CHARITIES across the borough are beginning this weekend to get to grips with the enormous task they face over  coming months to help alleviate the worst effects of the Corona Virus on Camden’s communities.

The Camden Irish Centre, based in Camden Square since 1955, has longed played a leading role in Camden’s Anglo-Irish community.

A cultural and social meeting point for generations, its staff and volunteers are well placed to know who is in most need of their help.

On Friday afternoon, centre trustee Mike O’Connor was making his first of what will be regular food drops for the foreseeable future to centre users.

He picked up a number of grocery bags from the offices of the Irish Elderly Advice Network – a long established charity which operates from inside an office at the Irish Centre – and took them across Camden, Islington, Haringey and Hackney.

He said everyone involved with the charity had thrown themselves into the relief effort – but as the task ahead becomes clearer, he wanted to see more help from central government.

“The government’s strategy so far has been about mitigating the effects on business,” he said. “Now it has to switch attention to aid providers. Charities can do a large amount. We have to mobilise this resource. There is an army of millions of volunteers out there – and at the moment it feels like there is a gap in the strategy. They have been laying out how they will support business, and now we want to see them support the charities.”

“Organisations like ours should be and can be at the heart of responding to this crisis. I don’t feel I have seen enough yet.”

Adding to the size of their task, the centre has had to cancel lucrative events that pay for their usual outreach and charity work.

St Patricks Day parties, due to take place earlier this week, were cancelled – knocking a seizable hole in projected income.

One Direction’s Niall Horan was due to host a sold out benefit night in a fortnight’s time; thist too has fallen victim to the coronavirus spread, costing the centre of somewhere near £100,000 in donations.

Added to this drastic financial situation, which has developed with such frightening rapidity, the centre finds itself with increased costs to cover.

Chief executive Ellen Ryan, who has been in the role for five weeks, told the New Journal how despite the challenges the centre faced, its aid programme had already started.

She said: “We are doing our first food drops for the very vulnerable and the very elderly.  The packets contain milk, bread, sugar, and some other basic provisions. We are doing our best to respond to this crisis and doing this by provisioning basic needs, so the food packaging, next week we aim to get 45 hot meals out on Monday, Wednesday and Friday to older people who live at home, and the following week we’ll start taking some library books out. At the back end my staff can’t deliver advice face to face so they are all on the telephone instead.”

Online and telephone contact is playing a role.
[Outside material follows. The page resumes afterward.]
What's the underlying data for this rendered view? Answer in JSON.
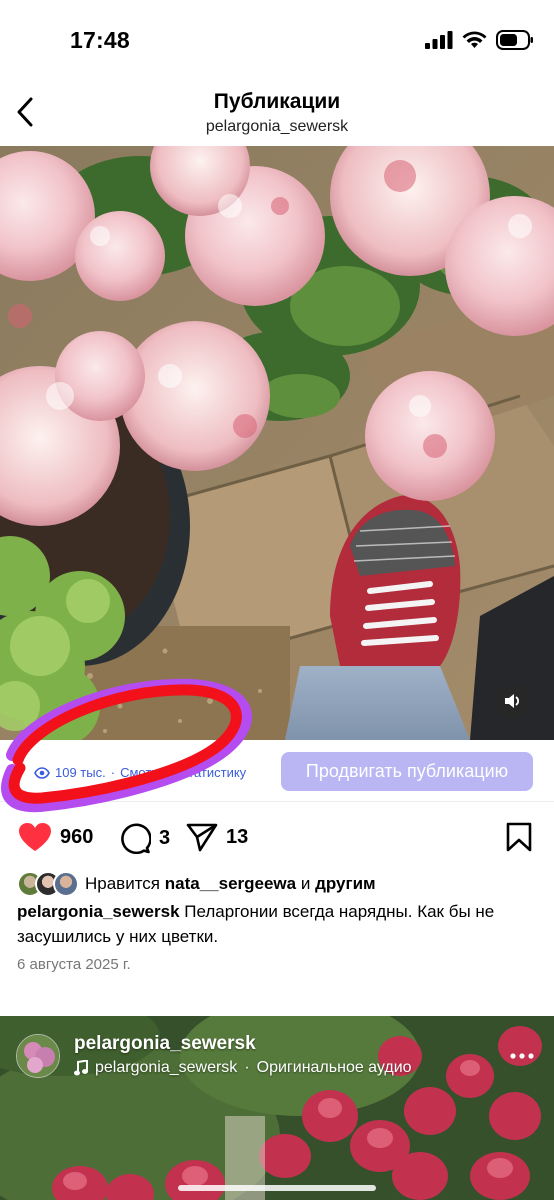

They are offering a befriending service through their website, making sure the absence of usual, every day social contact isn’t missed too much.

Ms Ryan added: “People who are on their own, perhaps lonely – we are calling them a couple of times a day to keep in touch with them. That’s the first stages of our intervention now and we hope to build on this.”

Ms Ryan added that the centre had been supported by everyone regardless of their means, from larger sums to people popping envelopes through the door with £2 in them.

She said: “We have put out an appeal and we are really grateful for the money we have got so far. We want to be  able to give some one a hot meal once or twice a week and we can’t do that with out peoples support.”